Gene editing could improve blood transfusion compatibility
Synthetic biologists at the University of Bristol have succeeded in generating laboratory made red blood cells with rare blood group types that could one day be used to help people who cannot be matched with donor blood.
The provision of blood for people who require repeated blood transfusions, as well as for people with rare blood types, presents an enormous challenge to transfusion services worldwide. While most people can safely receive a blood transfusion from donated blood, people with blood disorders such as thalassemia or sickle cell disease require frequent transfusions. With repeated transfusion, people eventually develop an immune response to all but the most specifically matched donor blood due to incompatibility at the level of minor blood group antigens.
Using CRISPR-Cas9 mediated gene editing, the team of scientists based at the NIHR Blood and Transplant Research Unit (NIHR BTRU) in red cell products, BrisSynBio Centre and NHS Blood and Transplant in Bristol created individual cell lines in which specific blood group genes were altered to prevent the expression of blood group proteins that can cause immune reactions.
The University of Bristol reports, building on this gene editing approach, the team then went on to produce cells that combined the deletion of multiple blood groups in a single cell line that could be differentiated to generate functional novel red blood cells with extremely broad transfusion compatibility. Transfusions of red blood cells edited to improve compatibility could provide better treatments for those patients whose clinical needs are difficult to meet.

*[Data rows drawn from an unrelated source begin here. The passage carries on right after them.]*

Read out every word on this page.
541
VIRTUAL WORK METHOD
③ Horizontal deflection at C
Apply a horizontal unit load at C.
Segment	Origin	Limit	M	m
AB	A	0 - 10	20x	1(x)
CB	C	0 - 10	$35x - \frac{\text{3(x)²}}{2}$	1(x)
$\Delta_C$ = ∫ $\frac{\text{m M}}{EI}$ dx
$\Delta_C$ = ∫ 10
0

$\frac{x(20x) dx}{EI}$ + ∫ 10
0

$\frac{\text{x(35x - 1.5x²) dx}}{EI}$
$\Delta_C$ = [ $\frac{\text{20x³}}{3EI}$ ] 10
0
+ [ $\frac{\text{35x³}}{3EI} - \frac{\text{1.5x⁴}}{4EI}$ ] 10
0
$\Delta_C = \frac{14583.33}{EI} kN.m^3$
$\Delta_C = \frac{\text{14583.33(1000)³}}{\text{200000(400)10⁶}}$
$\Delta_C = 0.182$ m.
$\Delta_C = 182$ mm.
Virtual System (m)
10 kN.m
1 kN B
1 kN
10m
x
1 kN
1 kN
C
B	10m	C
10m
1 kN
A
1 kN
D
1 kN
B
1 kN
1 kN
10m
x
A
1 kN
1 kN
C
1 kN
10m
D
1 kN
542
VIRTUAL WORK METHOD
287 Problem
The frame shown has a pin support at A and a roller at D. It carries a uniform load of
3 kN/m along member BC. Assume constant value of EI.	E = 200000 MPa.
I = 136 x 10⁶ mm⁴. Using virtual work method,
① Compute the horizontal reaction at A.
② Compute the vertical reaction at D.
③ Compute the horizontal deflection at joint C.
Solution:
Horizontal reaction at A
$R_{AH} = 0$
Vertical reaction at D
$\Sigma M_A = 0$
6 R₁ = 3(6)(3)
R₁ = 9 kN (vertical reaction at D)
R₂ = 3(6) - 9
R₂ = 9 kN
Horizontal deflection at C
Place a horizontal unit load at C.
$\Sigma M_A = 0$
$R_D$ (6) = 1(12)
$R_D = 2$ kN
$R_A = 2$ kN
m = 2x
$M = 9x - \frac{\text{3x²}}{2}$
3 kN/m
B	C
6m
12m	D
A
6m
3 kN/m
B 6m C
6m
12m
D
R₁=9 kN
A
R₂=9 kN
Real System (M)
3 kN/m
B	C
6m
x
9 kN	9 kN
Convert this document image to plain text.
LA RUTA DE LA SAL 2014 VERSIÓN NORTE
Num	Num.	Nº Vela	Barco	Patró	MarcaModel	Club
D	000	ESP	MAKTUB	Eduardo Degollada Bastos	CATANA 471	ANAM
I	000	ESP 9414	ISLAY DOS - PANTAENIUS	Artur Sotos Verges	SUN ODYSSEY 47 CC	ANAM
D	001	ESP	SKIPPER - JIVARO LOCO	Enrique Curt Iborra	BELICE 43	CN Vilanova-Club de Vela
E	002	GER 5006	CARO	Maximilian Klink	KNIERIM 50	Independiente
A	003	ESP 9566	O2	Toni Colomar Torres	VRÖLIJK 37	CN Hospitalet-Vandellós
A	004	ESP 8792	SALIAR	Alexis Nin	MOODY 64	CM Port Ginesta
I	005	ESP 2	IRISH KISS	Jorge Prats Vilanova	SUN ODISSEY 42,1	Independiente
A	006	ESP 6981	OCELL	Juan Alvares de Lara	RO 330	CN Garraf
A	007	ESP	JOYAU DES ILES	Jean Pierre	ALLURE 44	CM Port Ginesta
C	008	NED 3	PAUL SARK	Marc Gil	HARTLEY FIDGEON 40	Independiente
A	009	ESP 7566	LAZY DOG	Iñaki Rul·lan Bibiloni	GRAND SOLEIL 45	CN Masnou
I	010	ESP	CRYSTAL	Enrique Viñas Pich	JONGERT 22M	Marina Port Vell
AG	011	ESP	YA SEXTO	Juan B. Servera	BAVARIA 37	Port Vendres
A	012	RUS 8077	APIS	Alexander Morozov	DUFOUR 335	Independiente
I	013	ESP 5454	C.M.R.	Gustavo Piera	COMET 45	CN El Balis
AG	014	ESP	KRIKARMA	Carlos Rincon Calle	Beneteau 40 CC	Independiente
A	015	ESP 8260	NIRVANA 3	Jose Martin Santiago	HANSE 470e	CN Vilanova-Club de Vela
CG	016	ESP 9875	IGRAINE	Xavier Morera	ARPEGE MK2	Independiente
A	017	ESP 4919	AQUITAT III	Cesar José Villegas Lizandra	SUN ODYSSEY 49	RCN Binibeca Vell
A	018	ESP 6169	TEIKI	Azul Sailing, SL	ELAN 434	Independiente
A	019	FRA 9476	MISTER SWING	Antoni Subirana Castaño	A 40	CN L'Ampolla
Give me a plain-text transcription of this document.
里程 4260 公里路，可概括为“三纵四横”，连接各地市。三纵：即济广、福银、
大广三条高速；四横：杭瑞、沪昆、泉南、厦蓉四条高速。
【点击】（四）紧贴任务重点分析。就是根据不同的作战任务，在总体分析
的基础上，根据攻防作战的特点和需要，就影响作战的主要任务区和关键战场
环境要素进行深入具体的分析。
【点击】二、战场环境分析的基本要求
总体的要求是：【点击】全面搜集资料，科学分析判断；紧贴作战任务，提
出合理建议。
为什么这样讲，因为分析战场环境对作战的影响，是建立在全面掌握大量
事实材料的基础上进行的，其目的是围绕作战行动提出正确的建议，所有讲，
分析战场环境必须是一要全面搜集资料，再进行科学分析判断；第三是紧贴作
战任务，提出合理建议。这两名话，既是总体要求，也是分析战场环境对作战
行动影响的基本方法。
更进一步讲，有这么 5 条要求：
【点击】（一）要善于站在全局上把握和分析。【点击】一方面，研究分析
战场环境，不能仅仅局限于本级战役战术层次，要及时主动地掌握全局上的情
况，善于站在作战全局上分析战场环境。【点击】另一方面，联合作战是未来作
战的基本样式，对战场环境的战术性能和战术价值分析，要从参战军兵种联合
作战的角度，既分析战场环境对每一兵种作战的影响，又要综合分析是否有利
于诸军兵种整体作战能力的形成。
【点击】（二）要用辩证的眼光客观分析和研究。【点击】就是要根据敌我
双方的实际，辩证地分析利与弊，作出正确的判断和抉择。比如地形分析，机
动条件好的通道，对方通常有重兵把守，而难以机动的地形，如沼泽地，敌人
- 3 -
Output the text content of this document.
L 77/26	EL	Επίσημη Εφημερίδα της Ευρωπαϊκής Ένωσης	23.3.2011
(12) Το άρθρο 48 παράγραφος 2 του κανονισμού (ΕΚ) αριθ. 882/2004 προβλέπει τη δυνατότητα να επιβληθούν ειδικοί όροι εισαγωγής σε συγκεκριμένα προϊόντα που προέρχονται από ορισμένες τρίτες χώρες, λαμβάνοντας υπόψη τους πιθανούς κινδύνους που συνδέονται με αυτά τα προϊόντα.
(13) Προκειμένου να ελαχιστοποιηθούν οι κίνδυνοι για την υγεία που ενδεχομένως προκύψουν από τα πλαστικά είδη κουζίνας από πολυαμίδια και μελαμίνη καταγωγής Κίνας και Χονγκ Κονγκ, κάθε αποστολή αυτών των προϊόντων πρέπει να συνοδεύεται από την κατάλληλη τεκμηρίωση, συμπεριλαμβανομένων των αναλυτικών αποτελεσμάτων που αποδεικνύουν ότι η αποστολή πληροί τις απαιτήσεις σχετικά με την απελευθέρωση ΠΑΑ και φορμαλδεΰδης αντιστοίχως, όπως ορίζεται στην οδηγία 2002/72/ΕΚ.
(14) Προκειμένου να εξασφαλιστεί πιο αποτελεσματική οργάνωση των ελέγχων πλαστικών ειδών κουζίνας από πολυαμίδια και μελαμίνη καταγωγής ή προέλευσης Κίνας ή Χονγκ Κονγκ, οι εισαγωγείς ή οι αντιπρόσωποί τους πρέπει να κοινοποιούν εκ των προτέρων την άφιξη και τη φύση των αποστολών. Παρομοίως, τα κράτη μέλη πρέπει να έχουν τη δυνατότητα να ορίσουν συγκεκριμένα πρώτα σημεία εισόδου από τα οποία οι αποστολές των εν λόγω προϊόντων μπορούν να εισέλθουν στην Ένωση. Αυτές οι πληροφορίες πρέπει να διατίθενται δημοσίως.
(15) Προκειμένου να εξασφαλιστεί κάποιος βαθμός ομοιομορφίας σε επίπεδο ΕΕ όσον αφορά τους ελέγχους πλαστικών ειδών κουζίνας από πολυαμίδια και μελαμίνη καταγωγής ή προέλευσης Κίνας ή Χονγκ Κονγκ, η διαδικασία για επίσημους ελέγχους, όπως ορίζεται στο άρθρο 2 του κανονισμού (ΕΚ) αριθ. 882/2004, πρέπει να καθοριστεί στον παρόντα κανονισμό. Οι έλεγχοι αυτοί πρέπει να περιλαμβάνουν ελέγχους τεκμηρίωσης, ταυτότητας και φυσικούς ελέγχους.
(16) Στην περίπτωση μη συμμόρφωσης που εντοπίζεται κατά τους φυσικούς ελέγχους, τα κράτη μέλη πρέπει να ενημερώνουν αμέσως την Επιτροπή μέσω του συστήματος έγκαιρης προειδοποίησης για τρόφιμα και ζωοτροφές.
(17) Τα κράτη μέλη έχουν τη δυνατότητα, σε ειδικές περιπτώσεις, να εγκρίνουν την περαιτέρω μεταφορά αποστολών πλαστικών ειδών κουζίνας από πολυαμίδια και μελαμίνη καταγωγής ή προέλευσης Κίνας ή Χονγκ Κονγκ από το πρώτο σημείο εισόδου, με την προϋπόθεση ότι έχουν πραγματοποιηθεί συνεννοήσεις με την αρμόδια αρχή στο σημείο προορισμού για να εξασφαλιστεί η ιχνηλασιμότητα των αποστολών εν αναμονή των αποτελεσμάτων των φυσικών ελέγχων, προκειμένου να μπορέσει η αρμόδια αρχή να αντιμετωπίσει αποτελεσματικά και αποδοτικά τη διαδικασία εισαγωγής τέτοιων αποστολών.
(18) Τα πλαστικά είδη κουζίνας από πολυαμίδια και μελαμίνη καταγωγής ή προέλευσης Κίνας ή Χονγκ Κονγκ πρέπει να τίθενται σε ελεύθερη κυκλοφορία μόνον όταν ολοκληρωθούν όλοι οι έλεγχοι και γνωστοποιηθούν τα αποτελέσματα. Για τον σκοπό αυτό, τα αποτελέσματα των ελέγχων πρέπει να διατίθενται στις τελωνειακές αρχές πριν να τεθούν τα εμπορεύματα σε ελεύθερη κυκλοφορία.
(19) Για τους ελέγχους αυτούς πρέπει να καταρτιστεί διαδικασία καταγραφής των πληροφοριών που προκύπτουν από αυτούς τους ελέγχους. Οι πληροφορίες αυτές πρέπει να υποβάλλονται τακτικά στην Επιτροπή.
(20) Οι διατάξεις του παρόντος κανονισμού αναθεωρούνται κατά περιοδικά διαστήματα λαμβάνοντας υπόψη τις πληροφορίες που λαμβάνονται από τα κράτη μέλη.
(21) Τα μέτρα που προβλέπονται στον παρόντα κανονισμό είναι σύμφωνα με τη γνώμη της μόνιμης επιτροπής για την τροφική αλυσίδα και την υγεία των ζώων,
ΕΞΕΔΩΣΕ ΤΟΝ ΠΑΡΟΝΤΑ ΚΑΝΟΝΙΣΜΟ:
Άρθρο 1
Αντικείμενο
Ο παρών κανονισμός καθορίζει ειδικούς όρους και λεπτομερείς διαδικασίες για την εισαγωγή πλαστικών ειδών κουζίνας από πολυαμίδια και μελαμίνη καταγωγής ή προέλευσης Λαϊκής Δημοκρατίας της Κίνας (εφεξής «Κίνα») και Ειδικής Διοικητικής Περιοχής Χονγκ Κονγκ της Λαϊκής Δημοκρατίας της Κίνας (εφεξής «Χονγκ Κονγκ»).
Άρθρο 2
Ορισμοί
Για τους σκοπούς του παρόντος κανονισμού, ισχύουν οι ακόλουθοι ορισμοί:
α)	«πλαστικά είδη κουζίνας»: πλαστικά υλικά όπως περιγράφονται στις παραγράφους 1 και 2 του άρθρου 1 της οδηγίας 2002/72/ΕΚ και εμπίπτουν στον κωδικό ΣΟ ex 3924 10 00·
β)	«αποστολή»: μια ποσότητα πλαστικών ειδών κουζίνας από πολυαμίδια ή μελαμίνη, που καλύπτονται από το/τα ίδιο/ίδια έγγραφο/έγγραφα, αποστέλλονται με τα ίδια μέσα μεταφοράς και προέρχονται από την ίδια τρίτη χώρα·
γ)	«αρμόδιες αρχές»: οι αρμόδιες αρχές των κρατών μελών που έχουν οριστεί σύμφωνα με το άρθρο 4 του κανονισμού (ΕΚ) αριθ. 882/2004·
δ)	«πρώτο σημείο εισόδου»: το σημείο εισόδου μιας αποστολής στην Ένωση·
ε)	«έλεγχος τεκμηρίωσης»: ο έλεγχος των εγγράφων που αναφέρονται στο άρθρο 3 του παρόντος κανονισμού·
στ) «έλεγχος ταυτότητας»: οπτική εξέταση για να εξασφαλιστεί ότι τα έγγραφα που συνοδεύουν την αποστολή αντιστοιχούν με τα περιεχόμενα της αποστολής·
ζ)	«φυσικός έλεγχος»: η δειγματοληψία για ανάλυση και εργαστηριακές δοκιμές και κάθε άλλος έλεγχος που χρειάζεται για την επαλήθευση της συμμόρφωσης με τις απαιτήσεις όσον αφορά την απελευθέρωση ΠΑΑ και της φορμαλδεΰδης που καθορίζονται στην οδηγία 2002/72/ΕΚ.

This study, published EMBO Molecular Medicine, provides the first proof of principle demonstration that gene editing can be used in combination with laboratory culture of red blood cells to generate rare or customised red blood cells for people with specific needs. Whilst the authors are keen to stress the many challenging technical obstacles that must be overcome before this approach could be translated to a clinical product, the work does provide an exciting window into the possible applications of red blood cells produced from gene edited cell lines.
Dr Ashley Toye, Director of the Bristol NIHR BTRU, said “Blood made using genetically edited cells could one day provide compatible transfusions for a group of patients for whom blood matching is difficult or impossible to achieve within the donor population. However, much more work will still be needed to produce blood cells suitable for patient use.”